Pessoalmente, acredito que a melhor opção quando não há um companheiro ou alguém que dê apoio, é a rede de mulheres. Tenho certeza que fomos criados como espécie de mamíferos para viver em comunidade, e que ao longo da história constituímos tribos ou aldeias para compartilhar a vida. Hoje em dia os centros urbanos se converteram no pior sistema para criar as crianças, já que as mães estão cada vez mais sozinhas e isoladas, portanto as crianças têm poucas pessoas às quais recorrer em seus rituais cotidianos.
 
Precisamos reinventar um esquema antigo, mas com parâmetros modernos, sempre que haja um conjunto de mulheres criando filhos. Não importa quantas, já que uma só mãe não consegue criar uma criança. Mas cinco mães juntas podem criar cem crianças. O segredo está no conjunto, na solidariedade, na companhia e no apoio mútuo.

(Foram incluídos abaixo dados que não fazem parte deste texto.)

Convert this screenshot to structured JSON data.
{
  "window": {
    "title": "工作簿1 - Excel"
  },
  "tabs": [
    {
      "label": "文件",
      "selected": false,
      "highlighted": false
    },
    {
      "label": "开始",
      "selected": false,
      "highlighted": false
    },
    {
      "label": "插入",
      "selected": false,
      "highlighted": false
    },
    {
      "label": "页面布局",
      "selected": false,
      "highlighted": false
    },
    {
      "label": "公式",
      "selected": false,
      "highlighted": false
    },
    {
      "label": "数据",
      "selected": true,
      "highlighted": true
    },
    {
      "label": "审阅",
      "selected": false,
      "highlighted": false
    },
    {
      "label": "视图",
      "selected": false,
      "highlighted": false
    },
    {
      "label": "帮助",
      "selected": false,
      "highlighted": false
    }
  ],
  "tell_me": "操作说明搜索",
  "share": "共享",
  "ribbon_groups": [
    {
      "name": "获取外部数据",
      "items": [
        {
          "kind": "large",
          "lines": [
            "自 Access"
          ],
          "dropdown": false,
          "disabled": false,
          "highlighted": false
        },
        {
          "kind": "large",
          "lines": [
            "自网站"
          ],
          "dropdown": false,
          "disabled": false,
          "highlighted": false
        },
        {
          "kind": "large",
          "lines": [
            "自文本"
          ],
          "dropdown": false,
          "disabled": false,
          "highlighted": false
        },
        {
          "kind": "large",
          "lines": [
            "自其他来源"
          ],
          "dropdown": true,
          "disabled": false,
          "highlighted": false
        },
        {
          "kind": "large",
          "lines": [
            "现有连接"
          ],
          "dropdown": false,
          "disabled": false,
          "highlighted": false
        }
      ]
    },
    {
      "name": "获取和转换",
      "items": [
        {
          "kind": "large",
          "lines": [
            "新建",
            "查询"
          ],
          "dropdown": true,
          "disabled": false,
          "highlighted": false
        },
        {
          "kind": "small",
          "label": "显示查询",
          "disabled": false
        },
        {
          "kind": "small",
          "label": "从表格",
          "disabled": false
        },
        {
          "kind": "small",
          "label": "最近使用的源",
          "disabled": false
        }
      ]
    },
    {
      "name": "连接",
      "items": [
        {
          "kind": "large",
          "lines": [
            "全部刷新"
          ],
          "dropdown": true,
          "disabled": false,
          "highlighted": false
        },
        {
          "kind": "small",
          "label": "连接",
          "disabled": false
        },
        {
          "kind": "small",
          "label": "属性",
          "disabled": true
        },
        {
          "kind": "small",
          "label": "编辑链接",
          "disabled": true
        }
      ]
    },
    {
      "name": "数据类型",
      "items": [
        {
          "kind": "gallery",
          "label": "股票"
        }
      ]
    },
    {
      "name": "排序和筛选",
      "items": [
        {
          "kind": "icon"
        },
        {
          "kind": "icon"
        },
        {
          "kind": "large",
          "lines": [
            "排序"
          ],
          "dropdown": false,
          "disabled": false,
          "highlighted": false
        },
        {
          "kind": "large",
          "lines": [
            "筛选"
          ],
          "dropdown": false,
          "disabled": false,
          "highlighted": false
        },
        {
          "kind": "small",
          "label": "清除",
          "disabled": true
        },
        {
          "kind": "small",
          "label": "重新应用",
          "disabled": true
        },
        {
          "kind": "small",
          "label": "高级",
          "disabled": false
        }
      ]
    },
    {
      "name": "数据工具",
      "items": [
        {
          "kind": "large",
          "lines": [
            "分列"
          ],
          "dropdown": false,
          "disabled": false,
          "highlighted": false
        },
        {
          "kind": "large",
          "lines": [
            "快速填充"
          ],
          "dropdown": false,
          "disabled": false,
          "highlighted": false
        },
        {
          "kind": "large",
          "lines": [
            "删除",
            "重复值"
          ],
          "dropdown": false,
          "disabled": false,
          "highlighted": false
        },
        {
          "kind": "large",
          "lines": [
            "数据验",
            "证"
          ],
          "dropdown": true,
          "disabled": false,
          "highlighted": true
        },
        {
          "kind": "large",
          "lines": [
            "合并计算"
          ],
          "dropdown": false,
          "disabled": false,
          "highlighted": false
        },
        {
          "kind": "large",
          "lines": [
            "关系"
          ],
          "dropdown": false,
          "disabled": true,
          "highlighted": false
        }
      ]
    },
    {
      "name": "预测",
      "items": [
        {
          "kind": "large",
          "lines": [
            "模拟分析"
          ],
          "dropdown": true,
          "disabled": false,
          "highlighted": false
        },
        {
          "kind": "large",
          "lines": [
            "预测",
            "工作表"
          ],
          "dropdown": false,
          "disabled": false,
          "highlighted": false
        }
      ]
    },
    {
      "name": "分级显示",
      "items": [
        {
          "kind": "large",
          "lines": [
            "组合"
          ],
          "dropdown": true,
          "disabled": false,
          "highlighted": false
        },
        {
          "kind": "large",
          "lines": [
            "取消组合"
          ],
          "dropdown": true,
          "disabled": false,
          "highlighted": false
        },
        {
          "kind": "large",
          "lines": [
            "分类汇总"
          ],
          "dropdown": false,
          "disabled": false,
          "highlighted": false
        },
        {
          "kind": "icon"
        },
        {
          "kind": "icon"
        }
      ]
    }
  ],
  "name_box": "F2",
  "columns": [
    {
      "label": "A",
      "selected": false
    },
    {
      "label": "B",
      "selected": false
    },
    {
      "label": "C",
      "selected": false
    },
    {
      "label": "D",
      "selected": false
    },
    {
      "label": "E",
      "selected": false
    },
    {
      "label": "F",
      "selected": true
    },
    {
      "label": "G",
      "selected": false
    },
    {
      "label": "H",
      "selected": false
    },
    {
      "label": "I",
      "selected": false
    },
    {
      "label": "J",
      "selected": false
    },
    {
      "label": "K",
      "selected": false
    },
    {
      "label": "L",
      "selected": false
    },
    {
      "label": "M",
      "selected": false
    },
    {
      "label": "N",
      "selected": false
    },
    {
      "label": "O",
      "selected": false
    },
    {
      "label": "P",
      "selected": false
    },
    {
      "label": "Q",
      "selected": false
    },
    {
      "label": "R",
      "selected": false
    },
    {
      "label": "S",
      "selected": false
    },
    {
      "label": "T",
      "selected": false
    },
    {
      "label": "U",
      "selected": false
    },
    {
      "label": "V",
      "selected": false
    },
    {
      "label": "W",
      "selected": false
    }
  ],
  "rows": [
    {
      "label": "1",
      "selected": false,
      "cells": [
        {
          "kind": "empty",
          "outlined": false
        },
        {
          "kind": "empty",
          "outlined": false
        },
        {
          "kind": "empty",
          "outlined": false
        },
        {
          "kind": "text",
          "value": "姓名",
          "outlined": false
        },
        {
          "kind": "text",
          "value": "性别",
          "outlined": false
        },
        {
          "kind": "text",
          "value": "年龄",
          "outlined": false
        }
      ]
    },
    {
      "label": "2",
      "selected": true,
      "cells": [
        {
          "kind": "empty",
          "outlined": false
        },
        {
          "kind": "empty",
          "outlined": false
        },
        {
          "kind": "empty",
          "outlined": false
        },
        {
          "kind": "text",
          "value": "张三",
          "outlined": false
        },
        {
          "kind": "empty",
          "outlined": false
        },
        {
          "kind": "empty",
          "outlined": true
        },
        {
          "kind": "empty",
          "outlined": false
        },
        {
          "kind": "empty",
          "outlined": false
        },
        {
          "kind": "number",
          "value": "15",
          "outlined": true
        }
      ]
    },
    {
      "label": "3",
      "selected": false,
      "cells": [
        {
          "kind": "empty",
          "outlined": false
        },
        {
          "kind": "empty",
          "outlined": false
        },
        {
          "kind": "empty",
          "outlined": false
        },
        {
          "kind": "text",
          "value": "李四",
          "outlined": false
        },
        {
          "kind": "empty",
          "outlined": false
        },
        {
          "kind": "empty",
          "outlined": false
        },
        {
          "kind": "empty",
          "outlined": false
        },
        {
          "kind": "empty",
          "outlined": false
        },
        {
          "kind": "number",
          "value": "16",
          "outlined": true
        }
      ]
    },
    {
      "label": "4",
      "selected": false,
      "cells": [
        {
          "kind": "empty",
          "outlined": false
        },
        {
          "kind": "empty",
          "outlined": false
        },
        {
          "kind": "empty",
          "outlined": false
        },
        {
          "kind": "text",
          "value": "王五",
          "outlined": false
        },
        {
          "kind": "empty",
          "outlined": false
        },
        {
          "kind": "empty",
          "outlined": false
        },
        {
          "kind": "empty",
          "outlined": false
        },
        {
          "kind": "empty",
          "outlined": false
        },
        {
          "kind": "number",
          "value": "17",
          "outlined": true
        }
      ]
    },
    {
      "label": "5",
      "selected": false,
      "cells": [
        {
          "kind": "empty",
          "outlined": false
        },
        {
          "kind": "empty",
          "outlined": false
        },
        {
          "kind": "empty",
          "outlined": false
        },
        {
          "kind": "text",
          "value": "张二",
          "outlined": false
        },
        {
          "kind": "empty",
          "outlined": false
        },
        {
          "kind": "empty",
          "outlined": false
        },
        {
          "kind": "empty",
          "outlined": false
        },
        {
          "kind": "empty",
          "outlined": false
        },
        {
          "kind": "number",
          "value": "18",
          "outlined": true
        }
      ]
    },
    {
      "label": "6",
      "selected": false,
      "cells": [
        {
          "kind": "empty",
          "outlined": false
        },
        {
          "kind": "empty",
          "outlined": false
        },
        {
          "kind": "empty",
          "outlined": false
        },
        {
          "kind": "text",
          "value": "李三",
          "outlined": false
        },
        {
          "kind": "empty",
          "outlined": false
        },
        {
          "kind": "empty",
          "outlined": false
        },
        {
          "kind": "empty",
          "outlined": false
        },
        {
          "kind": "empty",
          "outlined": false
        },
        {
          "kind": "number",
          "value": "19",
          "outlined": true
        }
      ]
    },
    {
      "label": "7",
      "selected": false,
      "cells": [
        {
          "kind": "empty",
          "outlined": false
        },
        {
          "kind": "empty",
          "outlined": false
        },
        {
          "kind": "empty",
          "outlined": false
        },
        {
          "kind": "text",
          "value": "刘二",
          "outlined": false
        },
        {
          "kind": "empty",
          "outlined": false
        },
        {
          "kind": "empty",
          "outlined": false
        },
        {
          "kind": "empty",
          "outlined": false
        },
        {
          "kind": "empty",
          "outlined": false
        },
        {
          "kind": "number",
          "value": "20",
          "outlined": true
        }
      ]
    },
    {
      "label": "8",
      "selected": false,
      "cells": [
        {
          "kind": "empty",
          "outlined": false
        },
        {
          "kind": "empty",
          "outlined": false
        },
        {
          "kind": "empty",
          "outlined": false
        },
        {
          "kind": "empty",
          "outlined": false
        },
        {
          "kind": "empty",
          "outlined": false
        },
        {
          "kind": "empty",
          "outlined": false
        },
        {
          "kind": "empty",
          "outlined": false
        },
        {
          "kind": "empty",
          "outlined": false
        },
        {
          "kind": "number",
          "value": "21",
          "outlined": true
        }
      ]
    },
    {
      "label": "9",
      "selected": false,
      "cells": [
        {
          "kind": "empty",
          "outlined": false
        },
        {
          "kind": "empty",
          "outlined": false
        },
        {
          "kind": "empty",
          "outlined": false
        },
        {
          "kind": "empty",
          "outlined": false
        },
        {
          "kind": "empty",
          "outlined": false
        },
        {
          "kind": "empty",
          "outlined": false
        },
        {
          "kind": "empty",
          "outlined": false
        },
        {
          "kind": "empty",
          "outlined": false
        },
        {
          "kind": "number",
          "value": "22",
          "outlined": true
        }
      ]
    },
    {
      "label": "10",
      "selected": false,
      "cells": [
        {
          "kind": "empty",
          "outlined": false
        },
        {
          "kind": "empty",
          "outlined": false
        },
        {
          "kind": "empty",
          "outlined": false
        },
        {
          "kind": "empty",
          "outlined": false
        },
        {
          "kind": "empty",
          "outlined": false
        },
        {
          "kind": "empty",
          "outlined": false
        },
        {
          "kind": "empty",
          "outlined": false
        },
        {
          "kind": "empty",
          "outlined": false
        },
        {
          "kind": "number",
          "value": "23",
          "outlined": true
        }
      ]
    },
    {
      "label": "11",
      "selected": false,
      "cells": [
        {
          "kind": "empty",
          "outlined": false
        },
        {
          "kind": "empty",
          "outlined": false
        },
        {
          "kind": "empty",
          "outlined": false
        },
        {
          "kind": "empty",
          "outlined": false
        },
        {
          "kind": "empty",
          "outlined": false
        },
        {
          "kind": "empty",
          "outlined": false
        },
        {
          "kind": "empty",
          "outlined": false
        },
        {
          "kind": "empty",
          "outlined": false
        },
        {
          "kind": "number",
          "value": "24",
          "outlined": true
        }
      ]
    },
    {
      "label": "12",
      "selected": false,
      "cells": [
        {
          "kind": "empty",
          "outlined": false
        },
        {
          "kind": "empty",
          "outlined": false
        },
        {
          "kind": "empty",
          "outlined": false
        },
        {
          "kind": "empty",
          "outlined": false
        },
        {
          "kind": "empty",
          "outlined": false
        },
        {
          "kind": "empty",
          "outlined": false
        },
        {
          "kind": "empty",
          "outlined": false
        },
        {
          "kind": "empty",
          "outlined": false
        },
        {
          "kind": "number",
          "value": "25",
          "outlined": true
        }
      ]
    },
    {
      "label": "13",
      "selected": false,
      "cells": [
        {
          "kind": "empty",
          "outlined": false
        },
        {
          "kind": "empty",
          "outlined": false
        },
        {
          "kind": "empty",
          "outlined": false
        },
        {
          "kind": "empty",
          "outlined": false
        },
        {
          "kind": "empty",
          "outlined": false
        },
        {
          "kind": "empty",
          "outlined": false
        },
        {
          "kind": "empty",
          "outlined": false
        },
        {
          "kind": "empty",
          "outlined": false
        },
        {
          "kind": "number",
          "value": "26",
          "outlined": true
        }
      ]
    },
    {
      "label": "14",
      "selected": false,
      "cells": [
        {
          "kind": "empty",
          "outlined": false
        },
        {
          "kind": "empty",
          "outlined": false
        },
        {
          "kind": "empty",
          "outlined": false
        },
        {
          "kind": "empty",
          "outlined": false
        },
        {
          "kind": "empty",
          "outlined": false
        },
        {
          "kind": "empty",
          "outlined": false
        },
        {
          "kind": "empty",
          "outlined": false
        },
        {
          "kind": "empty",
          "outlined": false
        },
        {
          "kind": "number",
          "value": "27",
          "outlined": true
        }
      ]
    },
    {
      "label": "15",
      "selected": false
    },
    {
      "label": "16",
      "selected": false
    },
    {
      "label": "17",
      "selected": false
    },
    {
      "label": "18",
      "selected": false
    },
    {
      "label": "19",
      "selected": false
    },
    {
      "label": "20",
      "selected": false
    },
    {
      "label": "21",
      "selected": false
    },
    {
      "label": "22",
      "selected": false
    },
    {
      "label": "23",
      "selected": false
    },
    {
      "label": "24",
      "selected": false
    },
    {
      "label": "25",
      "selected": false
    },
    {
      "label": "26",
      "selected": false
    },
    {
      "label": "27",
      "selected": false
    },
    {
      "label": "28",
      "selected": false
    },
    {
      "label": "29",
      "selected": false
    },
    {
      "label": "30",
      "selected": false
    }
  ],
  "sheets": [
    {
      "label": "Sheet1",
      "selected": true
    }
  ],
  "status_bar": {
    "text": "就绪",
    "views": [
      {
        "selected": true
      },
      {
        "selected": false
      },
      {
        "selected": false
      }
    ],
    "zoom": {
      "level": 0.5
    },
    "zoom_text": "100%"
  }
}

Nenhuma mulher deveria passar os dias sozinha, com uma criança nos braços. A maternidade é fácil quando estamos acompanhadas. Não julgadas, nem criticadas, nem aconselhadas. Simplesmente junto de outras pessoas, e na medida do possível, junto de outras mulheres que estejam experimentando o mesmo momento vital. Quando as mulheres estão trocando conversas, brincadeiras, choros ou lembranças com outras mães, resulta muito mais leve permanecer com nossos filhos.
No entanto, se estamos sozinhas, acreditamos que não somos capazes, e supomos que deveríamos deixar as crianças aos cuidados de outras pessoas para poder “ocupar-nos de nós mesmas”. Frequentemente não percebemos que o problema está na solidão de permanecer junto à criança. Não em nossa incapacidade de amá-los. Por isso, insisto: é responsabilidade das mulheres reconhecer que precisamos voltar a nos reunir, que se funcionamos coletivamente e dentro de círculos femininos, a maternidade pode resultar em algo muito mais suave e doce. E que uma “mãe sozinha” é aquela que não é compreendida, apoiada, nem incentivada, ainda que ela conviva com muitas pessoas. E “mãe acompanhada” pode ser uma mulher que não tenha alguém a seu lado, mas que, no entanto, conte com o aval de sua comunidade.